Attention to detail can change a landscape from being just art to being a social register. This is evident as much in the works of masters like Haren Das as in Departure by Sudhakar Chippa, whose intricately textured tale of migration is as poignant as it is sharply critical of urban life. Bhagyanath C. is keenly observant of the many planes on which life unfolds even within the same landscape, while Shreyasi Chatterjee’s scene has hundreds of little tales embroidered in every corner. Vinod Ambalathara’s stunning Kasaragod Landscape hides details in plain sight behind the shimmering Western Ghat-topography; Buku Sarkar does the same behind the veil of brown smog enveloping her Dawn Series. Srihari Datta and Rajendra Dhawan, on the other hand, opt for abstraction; their works are reminiscent of familiar landscapes, but seen through a hazy lens; they are difficult to pin down.
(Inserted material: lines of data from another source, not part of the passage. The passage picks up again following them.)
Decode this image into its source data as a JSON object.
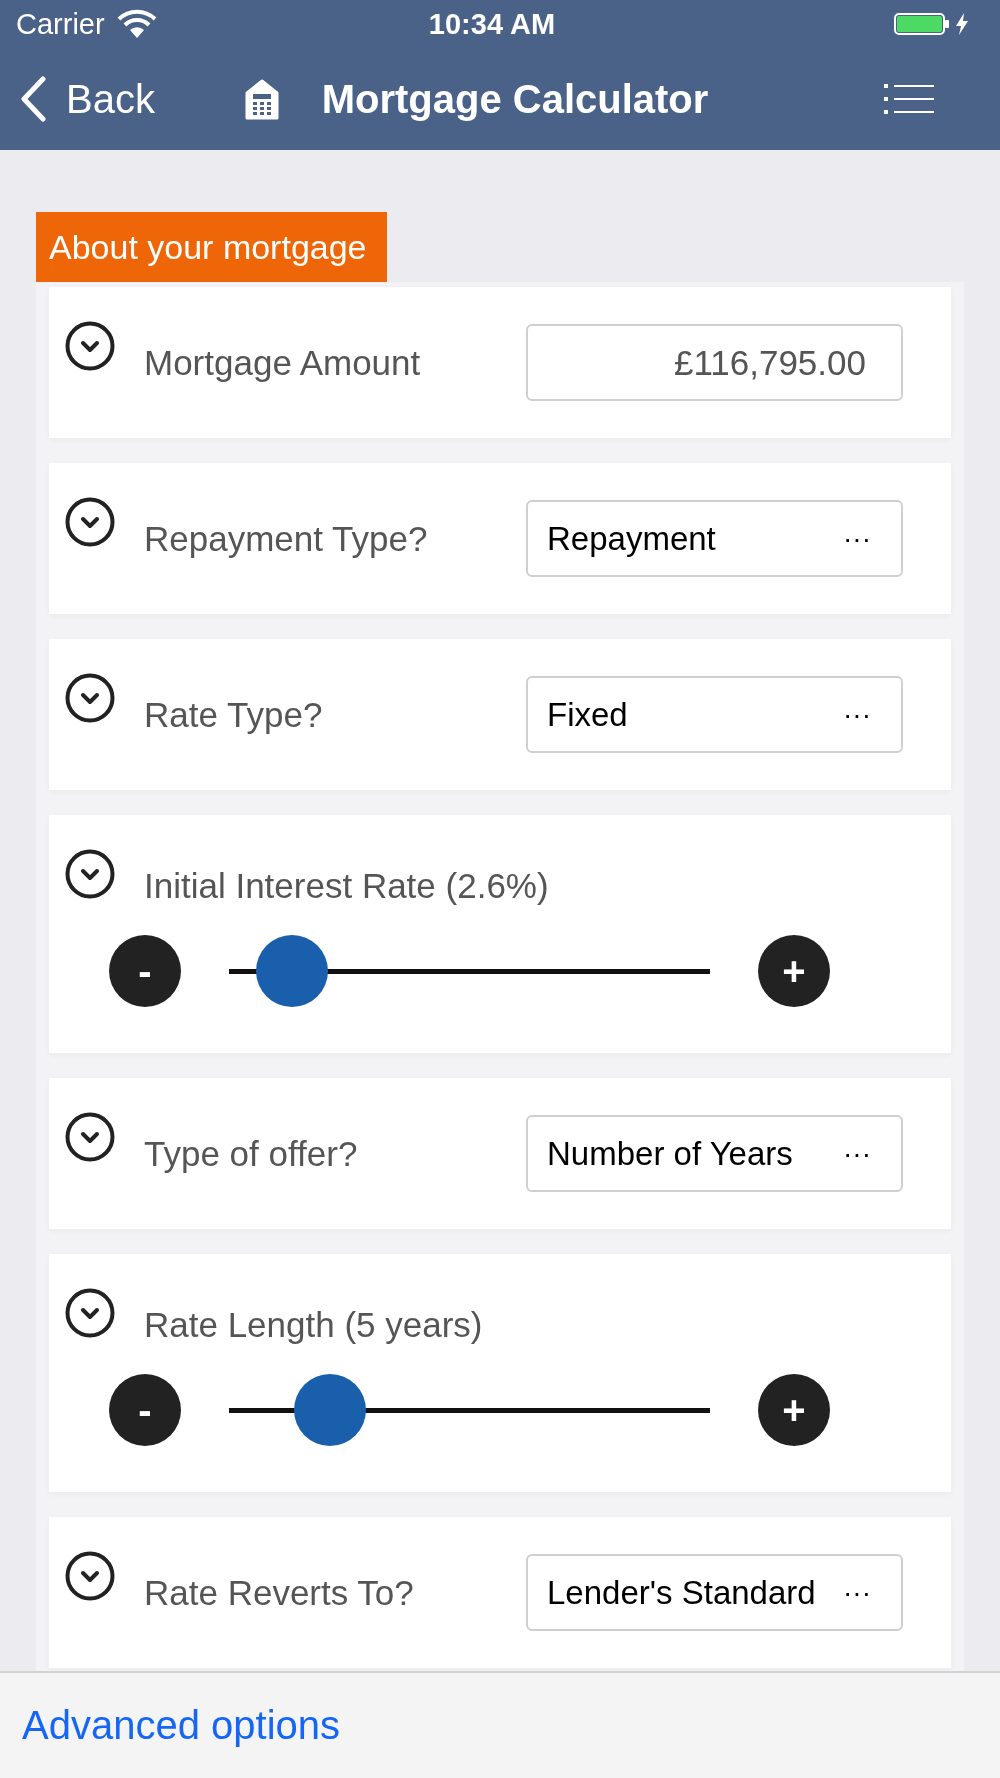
{
  "status_bar": {
    "carrier": "Carrier",
    "time": "10:34 AM"
  },
  "nav_bar": {
    "back": "Back",
    "title": "Mortgage Calculator"
  },
  "section": {
    "title": "About your mortgage"
  },
  "fields": [
    {
      "kind": "input",
      "label": "Mortgage Amount",
      "value": "£116,795.00"
    },
    {
      "kind": "select",
      "label": "Repayment Type?",
      "value": "Repayment",
      "more": "···"
    },
    {
      "kind": "select",
      "label": "Rate Type?",
      "value": "Fixed",
      "more": "···"
    },
    {
      "kind": "slider",
      "label": "Initial Interest Rate (2.6%)",
      "level": 0.13,
      "minus": "-",
      "plus": "+"
    },
    {
      "kind": "select",
      "label": "Type of offer?",
      "value": "Number of Years",
      "more": "···"
    },
    {
      "kind": "slider",
      "label": "Rate Length (5 years)",
      "level": 0.21,
      "minus": "-",
      "plus": "+"
    },
    {
      "kind": "select",
      "label": "Rate Reverts To?",
      "value": "Lender's Standard",
      "more": "···"
    }
  ],
  "footer": {
    "link": "Advanced options"
  }
}
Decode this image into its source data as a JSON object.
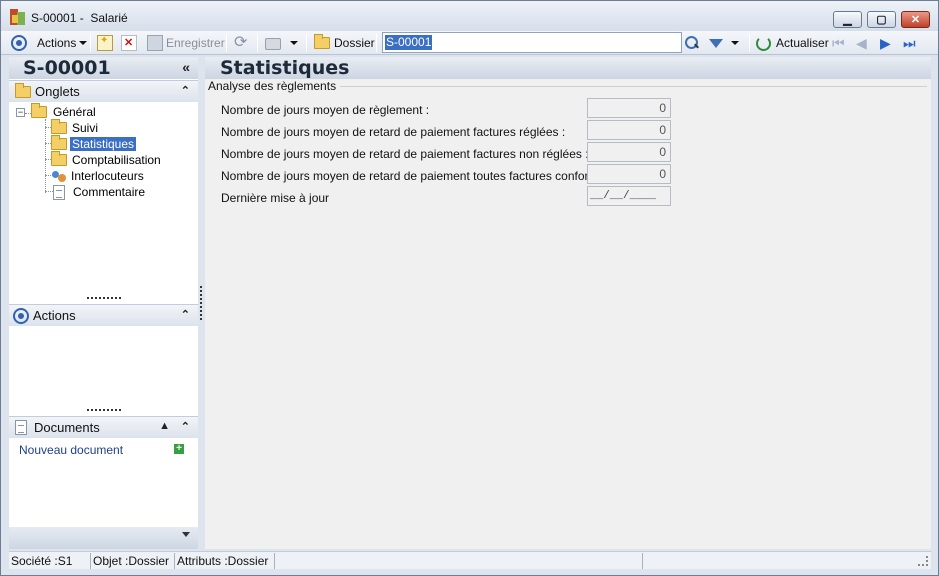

The other artists are more explicit in expressing their concerns. Amit Singh Slathia’s Gleaners in the Zone of Conflict, where women gather empty shells and landmines from verdant fields while vultures loom above them, is an example. Bahuleyan C.B.’s Camouflage (picture, right) is even more direct with its post-apocalyptic scene, which bears an uncanny resemblance to photographs emerging from Ukraine at the moment. Arko Datta’s video montage captures the sights and sounds of Sunderbans’ landscape disrupted by a storm and how life goes on in spite of it.